Revenues from taxes on motoring come to around €6bn per annum, more than half in the form of fuel tax.

The rest is mainly taxes on purchase and the annual tax disc, with only a few hundred million coming from direct road tolls at 12 arbitrary locations around the country.

Since much of the vehicle fleet is to be electrified, fuel tax revenues will fall sharply and something’s got to give.

The most appealing long-term solution is direct charging for road use.

A possible replacement for fuel tax would be electronic road pricing for each kilometre travelled, with a surcharge on congested roads at peak times

The fuel tax is preferable to the purchase and annual taxes – it is connected to usage, and it is usage rather than ownership that creates emissions.

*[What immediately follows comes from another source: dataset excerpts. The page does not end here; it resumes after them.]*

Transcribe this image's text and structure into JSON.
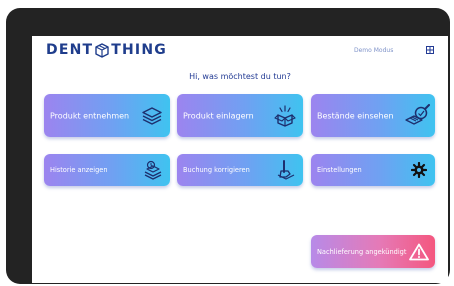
{
  "header": {
    "brand_left": "DENT",
    "brand_right": "THING",
    "mode": "Demo Modus"
  },
  "greeting": "Hi, was möchtest du tun?",
  "tiles": [
    {
      "label": "Produkt entnehmen",
      "icon": "layers-icon"
    },
    {
      "label": "Produkt einlagern",
      "icon": "open-box-icon"
    },
    {
      "label": "Bestände einsehen",
      "icon": "inventory-scan-icon"
    },
    {
      "label": "Historie anzeigen",
      "icon": "history-stack-icon"
    },
    {
      "label": "Buchung korrigieren",
      "icon": "hand-correct-icon"
    },
    {
      "label": "Einstellungen",
      "icon": "gear-icon"
    },
    {
      "label": "Nachlieferung angekündigt",
      "icon": "warning-icon"
    }
  ],
  "colors": {
    "brand": "#1f3d8c",
    "tile_start": "#9c84ef",
    "tile_end": "#3fc3f0",
    "alert_end": "#f4577f"
  }
}
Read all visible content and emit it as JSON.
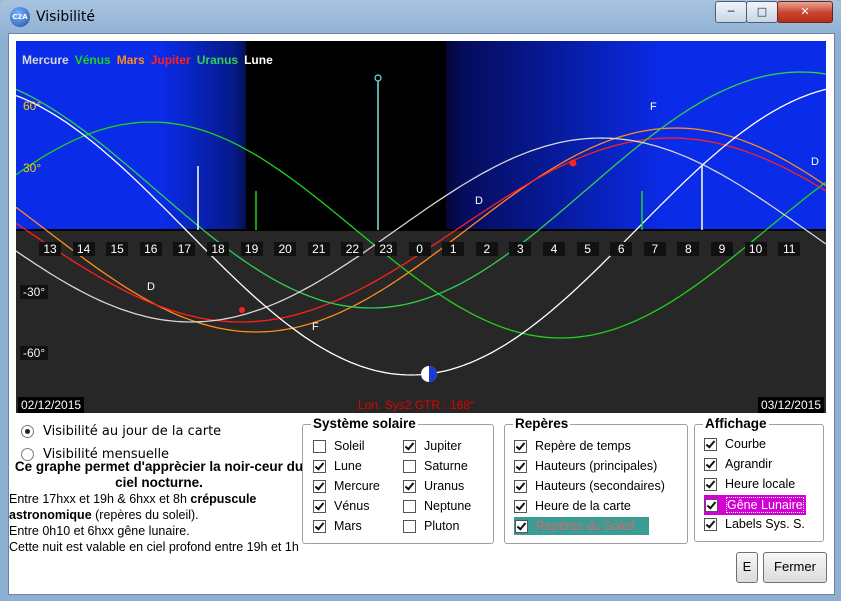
{
  "window": {
    "title": "Visibilité",
    "app_badge": "C2A"
  },
  "chart": {
    "legend": [
      {
        "name": "Mercure",
        "color": "#d8d8d8"
      },
      {
        "name": "Vénus",
        "color": "#1fd21f"
      },
      {
        "name": "Mars",
        "color": "#ff8c1a"
      },
      {
        "name": "Jupiter",
        "color": "#ff2020"
      },
      {
        "name": "Uranus",
        "color": "#30d050"
      },
      {
        "name": "Lune",
        "color": "#ffffff"
      }
    ],
    "y_labels": [
      "60°",
      "30°",
      "-30°",
      "-60°"
    ],
    "hours": [
      "13",
      "14",
      "15",
      "16",
      "17",
      "18",
      "19",
      "20",
      "21",
      "22",
      "23",
      "0",
      "1",
      "2",
      "3",
      "4",
      "5",
      "6",
      "7",
      "8",
      "9",
      "10",
      "11"
    ],
    "marks": [
      "D",
      "F",
      "D",
      "F",
      "D"
    ],
    "date_left": "02/12/2015",
    "date_right": "03/12/2015",
    "longitude_text": "Lon. Sys2 GTR : 168°"
  },
  "options": {
    "radio_day": "Visibilité au jour de la carte",
    "radio_month": "Visibilité mensuelle",
    "radio_selected": "day"
  },
  "info": {
    "bold_title": "Ce graphe permet d'apprècier la noir-ceur du ciel nocturne.",
    "line1_pre": "Entre 17hxx et 19h & 6hxx et 8h ",
    "line1_bold": "crépuscule astronomique",
    "line1_post": " (repères du soleil).",
    "line2": "Entre 0h10 et 6hxx gêne lunaire.",
    "line3": "Cette nuit est valable en ciel profond entre 19h et 1h"
  },
  "solar_system": {
    "title": "Système solaire",
    "left": [
      {
        "label": "Soleil",
        "checked": false
      },
      {
        "label": "Lune",
        "checked": true
      },
      {
        "label": "Mercure",
        "checked": true
      },
      {
        "label": "Vénus",
        "checked": true
      },
      {
        "label": "Mars",
        "checked": true
      }
    ],
    "right": [
      {
        "label": "Jupiter",
        "checked": true
      },
      {
        "label": "Saturne",
        "checked": false
      },
      {
        "label": "Uranus",
        "checked": true
      },
      {
        "label": "Neptune",
        "checked": false
      },
      {
        "label": "Pluton",
        "checked": false
      }
    ]
  },
  "reperes": {
    "title": "Repères",
    "items": [
      {
        "label": "Repère de temps",
        "checked": true
      },
      {
        "label": "Hauteurs (principales)",
        "checked": true
      },
      {
        "label": "Hauteurs (secondaires)",
        "checked": true
      },
      {
        "label": "Heure de la carte",
        "checked": true
      },
      {
        "label": "Repères du Soleil",
        "checked": true
      }
    ]
  },
  "affichage": {
    "title": "Affichage",
    "items": [
      {
        "label": "Courbe",
        "checked": true
      },
      {
        "label": "Agrandir",
        "checked": true
      },
      {
        "label": "Heure locale",
        "checked": true
      },
      {
        "label": "Gêne Lunaire",
        "checked": true
      },
      {
        "label": "Labels Sys. S.",
        "checked": true
      }
    ]
  },
  "buttons": {
    "e_label": "E",
    "close_label": "Fermer"
  }
}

It also causes congestion and poor air quality in urban areas with damage to public health. A possible replacement for fuel tax would be electronic road pricing for each kilometre travelled, with a surcharge on congested roads at peak times.

The GPS technology being installed in new cars makes this possible and it is being actively considered in several European countries. Many environmental activists, and all economists, favour congestion charging but Green Party leader and transport minister Eamon Ryan does not.

The social costs of road use, according to multiple studies around the world, are higher in cities than in rural areas

Addressing Dublin city councillors on 6 September last, the minister likened congestion charges for the city to “…shooting rats in a barrel”, eschewing “fish in a barrel”, the more familiar usage.

The social costs of road use, according to multiple studies around the world, are higher in cities than in rural areas. More congestion is inflicted, without charge, on other vehicles including buses, and there are more people liable to suffer the degradation of air quality.

Electronic road pricing with congestion charging would collect more from urban than from rural dwellers.

Since rural dwellers in Ireland have higher car ownership rates than city folk, and travel more kilometres per annum, they would pay more if the new tax were just a flat rate per kilometre, but they pay more already courtesy of the fuel tax.

Everyone should face a carbon charge for emissions, but rural road users do not impose much congestion or damaging air pollution

Their share of the total would fall with congestion charging, and so it should since the uncharged externalities arise predominantly in cities.

Everyone should face a carbon charge for emissions, but rural road users do not impose much congestion or damaging air pollution. These externalities are better addressed with a congestion charge, which delivers other valuable benefits including a boost for buses, more economical users of scarce urban road space.

If Dublin politicians are opposed to congestion charging, representatives of the rural interest should take the opposite view, including the farm organisations.

Minister Ryan’s preference is for the diversion of car users to public transport, especially rail-based public transport, and he supported, at the NDP launch on Monday, several elaborate and uncosted schemes in Dublin and elsewhere.

Aside from cost, this is not a promising strategy. Ireland is a low-density country with low-density urban settlements, and there are unavoidable consequences for transport.

Only in the cities can public transport attract non-trivial volumes

The Central Statistics Office collects data on travel choices, and the figures shown are for 2019, the most recent “normal” year. The private car is the preferred mode everywhere but particularly in less densely populated rural Ireland. Only in the cities can public transport attract non-trivial volumes. Trying to augment public transport outside the cities, to tempt people out of cars, is choosing to play against the wind.

The prospects for alternative modes, especially cycling and walking, in Dublin, Cork and the other main cities, are far better.

Between 2014 and 2019, the car share in the dense areas fell from 71.3% to 61.7%, with only a small increase for rail (from 2.3% to 3.4%), a bigger shift to bus (from 6.3% to 8.6%) and the biggest for cycling and walking (17.3% to 22.4%).

In thinly populated areas the modal shifts were smaller but in the opposite direction, with increased reliance on cars.

Nationally, there were roughly three bus trips for every journey by rail.

Uphill struggle

In rural Ireland, and contrary to Minister Ryan’s view, the best strategy is to electrify the car fleet and accept that shifting large numbers out of cars, even into buses which are more cost-effective than rail, will be an uphill struggle.

In cities the prospects for public transport are enhanced through congestion charging. A flatter peak frees up road space for buses and enables quicker journeys and turnarounds, hence greater effective capacity from the existing fleet. For free, with no bill for new roads, no grand schemes for electrifying railways and a fairer way to replace the lost fuel tax revenue.